Mar 22, 2022 - World

Study: Pandemic likely exacerbated Latino college gap

Percentage of students who planned to cancel all postsecondary classes for the Fall of 2021, by race or ethnicity
Data: U.S. Census Bureau; Chart: Baidi Wang/Axios

A higher percentage of Latino and Black students planned to cancel their college plans in Fall 2021 than their white counterparts, a study found.

Why it matters: Latinos already lag behind in educational attainment, which stunts their upward mobility. The pandemic has likely made the Latino college gap even worse.

By the numbers: The study by the UCLA Latino Policy & Politics Initiative found more than 10% of Latinos planned to cancel college enrollment in Fall 2021, compared to 5.4% of white students.

  • Black students were almost as likely as Latinos to say they intended to cancel their college plans.
  • Over 11% of multi-ethnic students said the same.

Nearly 45% of Latino and Black students who planned to cancel their college plans or reduce courses said so because they could no longer afford college after losing income in the pandemic. About 38% of white students said the same.

  • A report last year found that the fear of debt keeps many Latinos out of college.

But, but, but: "The vaccine rollout cut the share of students who planned to cancel their post-secondary education by more than half across all racial and ethnic groups," the study says.
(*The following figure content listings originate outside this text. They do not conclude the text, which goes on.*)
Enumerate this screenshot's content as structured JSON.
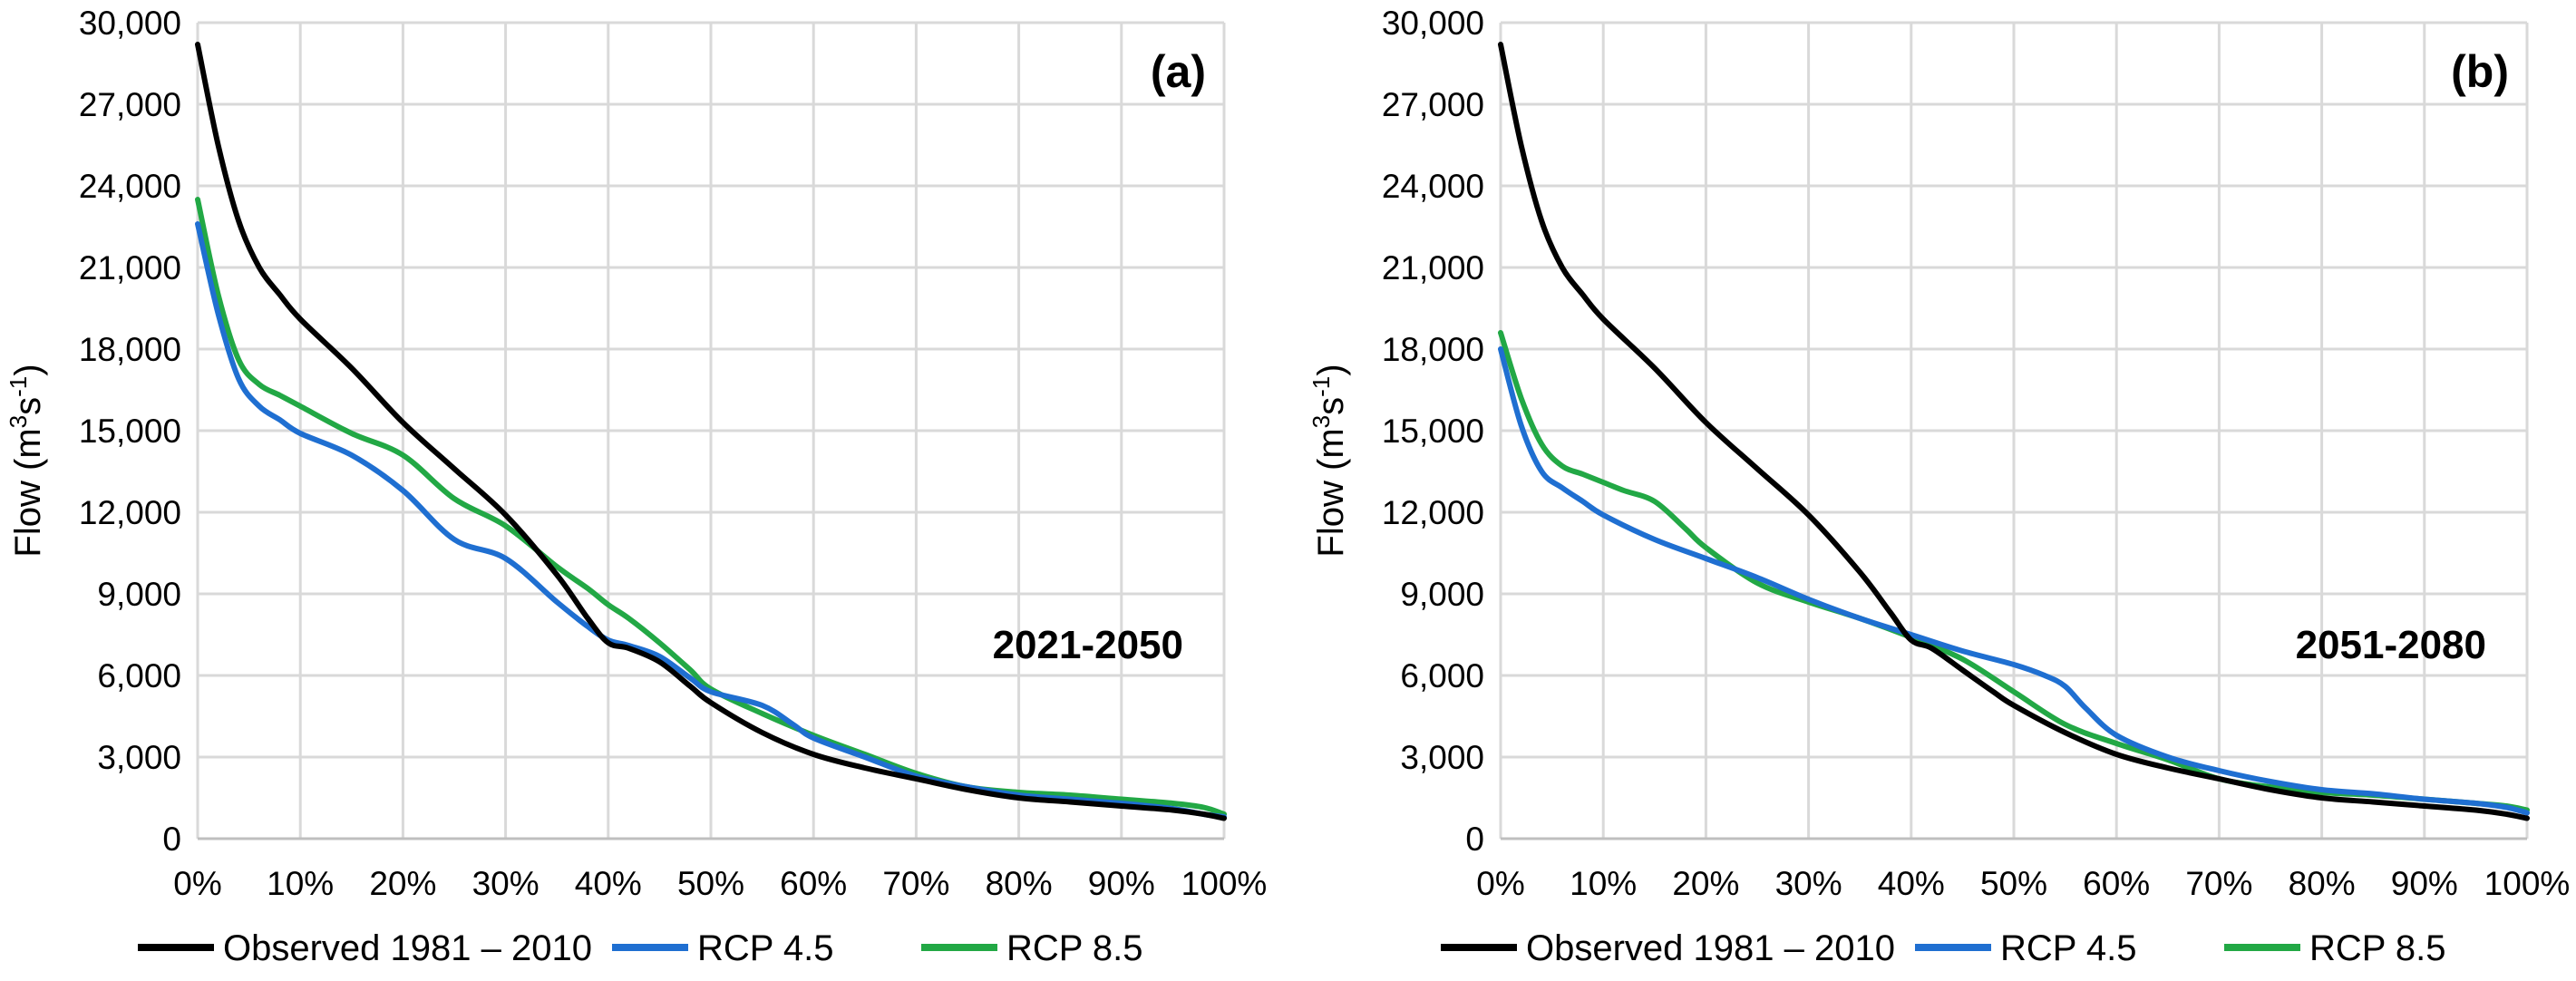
{
  "chart_data": [
    {
      "type": "line",
      "panel_label": "(a)",
      "period_label": "2021-2050",
      "ylabel_main": "Flow (m",
      "ylabel_sup1": "3",
      "ylabel_mid": "s",
      "ylabel_sup2": "-1",
      "ylabel_end": ")",
      "xlabel": "",
      "ylim": [
        0,
        30000
      ],
      "xlim": [
        0,
        100
      ],
      "yticks": [
        0,
        3000,
        6000,
        9000,
        12000,
        15000,
        18000,
        21000,
        24000,
        27000,
        30000
      ],
      "ytick_labels": [
        "0",
        "3,000",
        "6,000",
        "9,000",
        "12,000",
        "15,000",
        "18,000",
        "21,000",
        "24,000",
        "27,000",
        "30,000"
      ],
      "xticks": [
        0,
        10,
        20,
        30,
        40,
        50,
        60,
        70,
        80,
        90,
        100
      ],
      "xtick_labels": [
        "0%",
        "10%",
        "20%",
        "30%",
        "40%",
        "50%",
        "60%",
        "70%",
        "80%",
        "90%",
        "100%"
      ],
      "grid": true,
      "legend_position": "bottom",
      "series": [
        {
          "name": "Observed 1981 – 2010",
          "color": "#000000",
          "x": [
            0,
            2,
            4,
            6,
            8,
            10,
            15,
            20,
            25,
            30,
            35,
            38,
            40,
            42,
            45,
            48,
            50,
            55,
            60,
            65,
            70,
            75,
            80,
            85,
            90,
            95,
            98,
            100
          ],
          "y": [
            29200,
            25500,
            22700,
            21000,
            20000,
            19100,
            17300,
            15300,
            13600,
            11900,
            9700,
            8100,
            7200,
            7000,
            6500,
            5600,
            5000,
            3900,
            3100,
            2600,
            2200,
            1800,
            1500,
            1350,
            1200,
            1050,
            900,
            750
          ]
        },
        {
          "name": "RCP 4.5",
          "color": "#1f6fd1",
          "x": [
            0,
            2,
            4,
            6,
            8,
            10,
            15,
            20,
            25,
            30,
            35,
            38,
            40,
            42,
            45,
            48,
            50,
            55,
            58,
            60,
            65,
            70,
            75,
            80,
            85,
            90,
            95,
            98,
            100
          ],
          "y": [
            22600,
            19300,
            16900,
            15900,
            15400,
            14900,
            14100,
            12800,
            11000,
            10300,
            8700,
            7800,
            7300,
            7100,
            6700,
            5900,
            5400,
            4900,
            4200,
            3700,
            3000,
            2300,
            1900,
            1600,
            1450,
            1300,
            1100,
            900,
            800
          ]
        },
        {
          "name": "RCP 8.5",
          "color": "#22a845",
          "x": [
            0,
            2,
            4,
            6,
            8,
            10,
            15,
            20,
            25,
            30,
            35,
            38,
            40,
            42,
            45,
            48,
            50,
            55,
            60,
            65,
            70,
            75,
            80,
            85,
            90,
            95,
            98,
            100
          ],
          "y": [
            23500,
            20000,
            17600,
            16700,
            16300,
            15900,
            14900,
            14100,
            12500,
            11500,
            10000,
            9200,
            8600,
            8100,
            7200,
            6200,
            5500,
            4600,
            3800,
            3100,
            2400,
            1900,
            1700,
            1600,
            1450,
            1300,
            1150,
            900
          ]
        }
      ]
    },
    {
      "type": "line",
      "panel_label": "(b)",
      "period_label": "2051-2080",
      "ylabel_main": "Flow (m",
      "ylabel_sup1": "3",
      "ylabel_mid": "s",
      "ylabel_sup2": "-1",
      "ylabel_end": ")",
      "xlabel": "",
      "ylim": [
        0,
        30000
      ],
      "xlim": [
        0,
        100
      ],
      "yticks": [
        0,
        3000,
        6000,
        9000,
        12000,
        15000,
        18000,
        21000,
        24000,
        27000,
        30000
      ],
      "ytick_labels": [
        "0",
        "3,000",
        "6,000",
        "9,000",
        "12,000",
        "15,000",
        "18,000",
        "21,000",
        "24,000",
        "27,000",
        "30,000"
      ],
      "xticks": [
        0,
        10,
        20,
        30,
        40,
        50,
        60,
        70,
        80,
        90,
        100
      ],
      "xtick_labels": [
        "0%",
        "10%",
        "20%",
        "30%",
        "40%",
        "50%",
        "60%",
        "70%",
        "80%",
        "90%",
        "100%"
      ],
      "grid": true,
      "legend_position": "bottom",
      "series": [
        {
          "name": "Observed 1981 – 2010",
          "color": "#000000",
          "x": [
            0,
            2,
            4,
            6,
            8,
            10,
            15,
            20,
            25,
            30,
            35,
            38,
            40,
            42,
            45,
            48,
            50,
            55,
            60,
            65,
            70,
            75,
            80,
            85,
            90,
            95,
            98,
            100
          ],
          "y": [
            29200,
            25500,
            22700,
            21000,
            20000,
            19100,
            17300,
            15300,
            13600,
            11900,
            9800,
            8300,
            7300,
            7000,
            6200,
            5400,
            4900,
            3900,
            3100,
            2600,
            2200,
            1800,
            1500,
            1350,
            1200,
            1050,
            900,
            750
          ]
        },
        {
          "name": "RCP 4.5",
          "color": "#1f6fd1",
          "x": [
            0,
            2,
            4,
            6,
            8,
            10,
            15,
            20,
            25,
            30,
            35,
            40,
            45,
            50,
            53,
            55,
            57,
            60,
            65,
            70,
            75,
            80,
            85,
            90,
            95,
            98,
            100
          ],
          "y": [
            18000,
            15200,
            13500,
            12900,
            12400,
            11900,
            11000,
            10300,
            9600,
            8800,
            8100,
            7500,
            6900,
            6400,
            6000,
            5600,
            4800,
            3800,
            3000,
            2500,
            2100,
            1800,
            1650,
            1450,
            1300,
            1150,
            950
          ]
        },
        {
          "name": "RCP 8.5",
          "color": "#22a845",
          "x": [
            0,
            2,
            4,
            6,
            8,
            10,
            12,
            15,
            18,
            20,
            25,
            30,
            35,
            40,
            45,
            50,
            55,
            60,
            65,
            70,
            75,
            80,
            85,
            90,
            95,
            98,
            100
          ],
          "y": [
            18600,
            16200,
            14500,
            13700,
            13400,
            13100,
            12800,
            12400,
            11400,
            10700,
            9400,
            8700,
            8100,
            7400,
            6600,
            5400,
            4200,
            3500,
            2900,
            2200,
            1900,
            1700,
            1600,
            1450,
            1300,
            1200,
            1050
          ]
        }
      ]
    }
  ]
}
  • Post vaccine, about 4% of Latinos said they didn't plan on attending college, compared to 1.8% of white students.

What they’re saying: “I think the data shows that Black and Latino students were more likely to say, ‘OK I’m gonna cancel and postpone education because I just don't have enough money to pay for it’ than other groups," director of research Rodrigo Domínguez-Villegas told Axios Latino.

  • “That reveals kind of how important access to financial resources is.”

The big picture: Community colleges and universities have struggled with lower enrollment rates in recent years, especially those that serve large Latino populations.

  • NBC News reported that the number of colleges and universities that are federally designated as Hispanic Serving Institutions — where 25% or more of students are Latino — dropped from 569 in 2020-21 to 559 in 2021-22.
  • Enrollment at community colleges, where a large share of students are Latino, is down nearly 15% since 2019, according to the National Student Clearinghouse Research Center.

Subscribe to Axios Latino and get more news that matters about Latinos and Latin America, delivered right to your inbox on Tuesdays and Thursdays.

Editor's note: This story and headline has been corrected to show that the data reflects the numbers of Latino and Black students who planned to cancel their college plans, not the numbers who did cancel their plans.